How hard is it for you to say those three little words – I love you? And if you do say them, what do you mean by them. Who do you say them to?
My friend, Judy, suggested I write a column on saying “I love you.” It seems that many folks really have a hard time saying that to someone – even to a family member.
Years ago, 1960 to be exact, when I was a senior here at Mineral Wells High School, I was dating a helicopter pilot trainee named Jake who was from Iowa. He was a very sweet man. He went to church and was a friend of my parents. He had taught a year before he enlisted in the Army, and his parents were also teachers.
His two best friends here were named Dean and Don. Dean was from Kansas, and Don was from Virginia, and at one point Jake drove Dean and Don back to Iowa to see where he lived and to meet his parents. Jake had not been home in over a year.
Don, the southerner, was horrified during the trip, and when he returned he related this story.
They drove straight through from Mineral Wells to Ames, Iowa, and arrived just in time for breakfast.

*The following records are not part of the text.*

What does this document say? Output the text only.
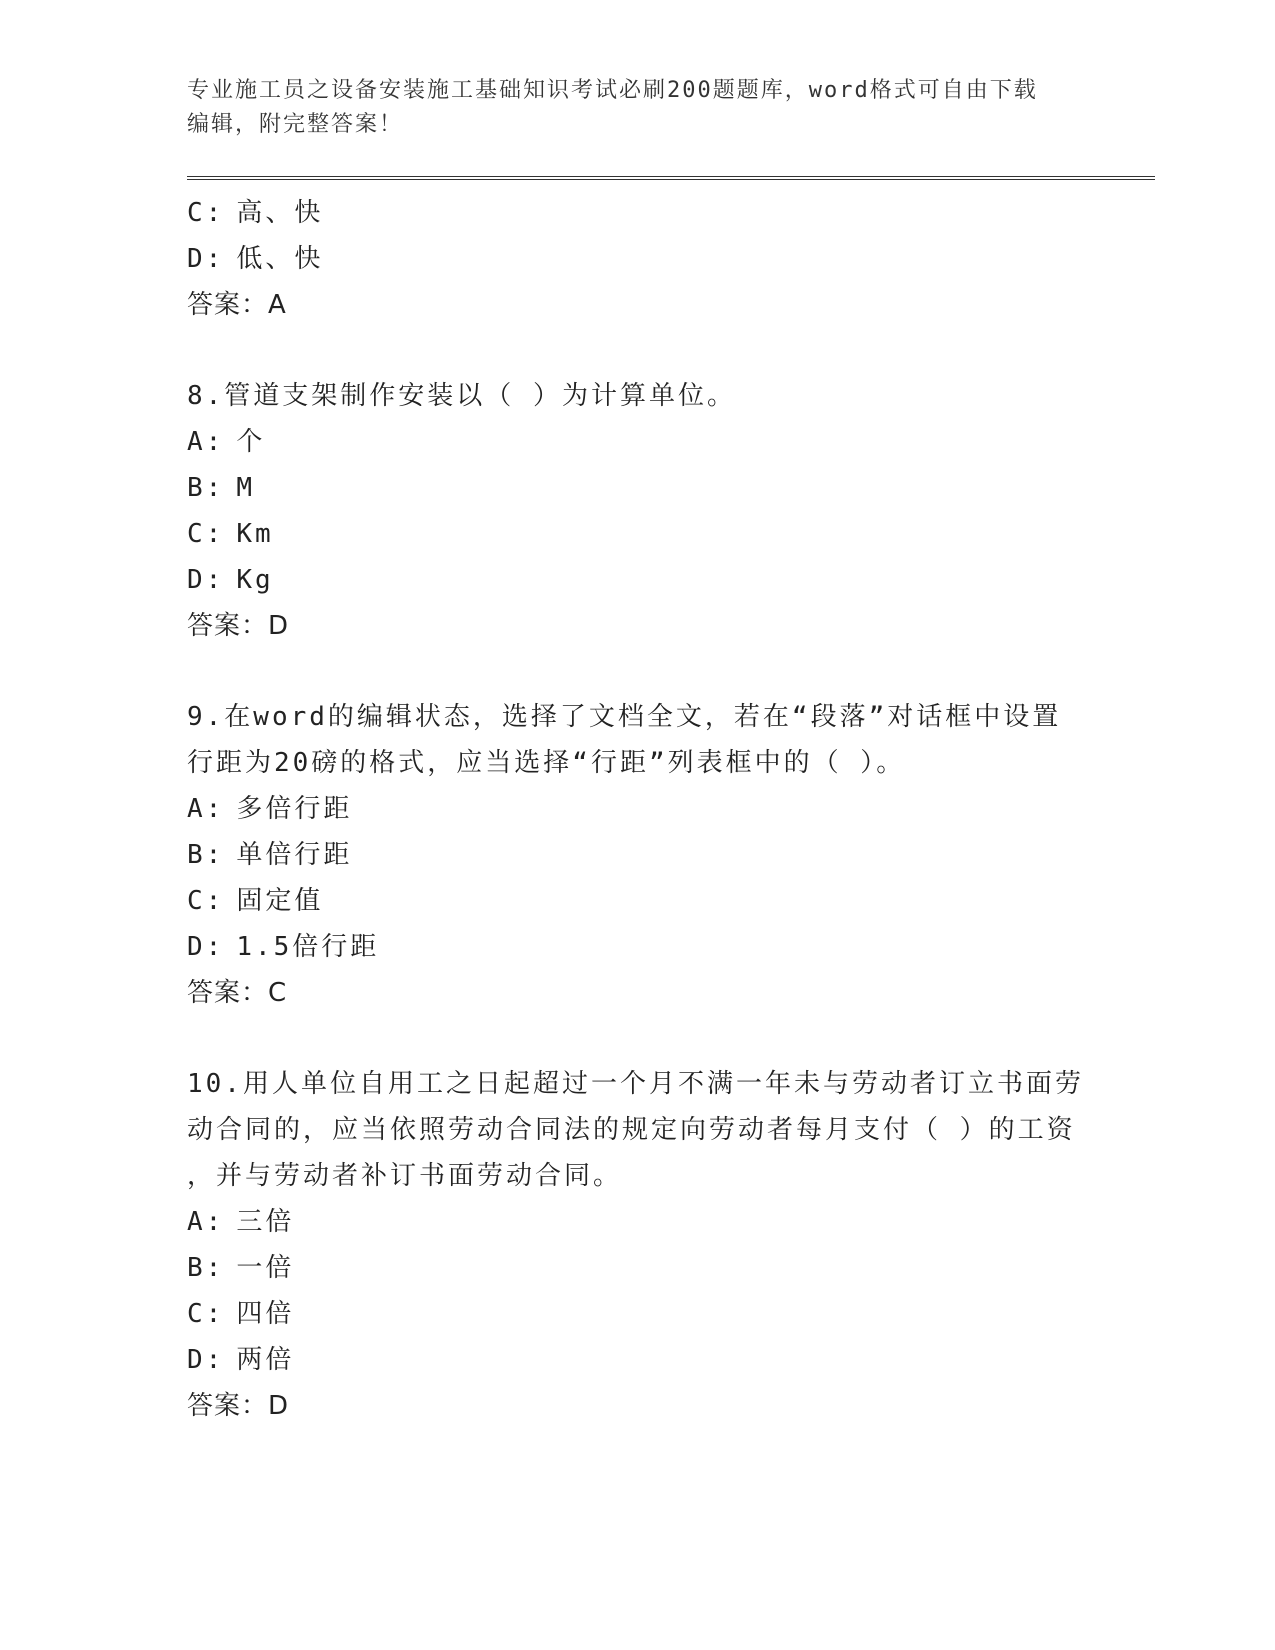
专业施工员之设备安装施工基础知识考试必刷200题题库，word格式可自由下载
编辑，附完整答案！
C: 高、快
D: 低、快
答案：A
8.管道支架制作安装以（ ）为计算单位。
A: 个
B: M
C: Km
D: Kg
答案：D
9.在word的编辑状态，选择了文档全文，若在“段落”对话框中设置
行距为20磅的格式，应当选择“行距”列表框中的（ ）。
A: 多倍行距
B: 单倍行距
C: 固定值
D: 1.5倍行距
答案：C
10.用人单位自用工之日起超过一个月不满一年未与劳动者订立书面劳
动合同的，应当依照劳动合同法的规定向劳动者每月支付（ ）的工资
，并与劳动者补订书面劳动合同。
A: 三倍
B: 一倍
C: 四倍
D: 两倍
答案：D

Jake led his friends into his parents’ kitchen where his mother promptly turned and asked them what they wanted for breakfast. She never said “Hello” or “Good to see you,”or any of those phrases a parent might say to a child who had been absent for a while.
The men were in Ames for about four days, and Don related to me that he never saw any affection whatsoever – no hugs, no kisses, and no “I love you.” Being a southerner, he was absolutely stunned, and, when he finished his story, I was quite sad and dismayed.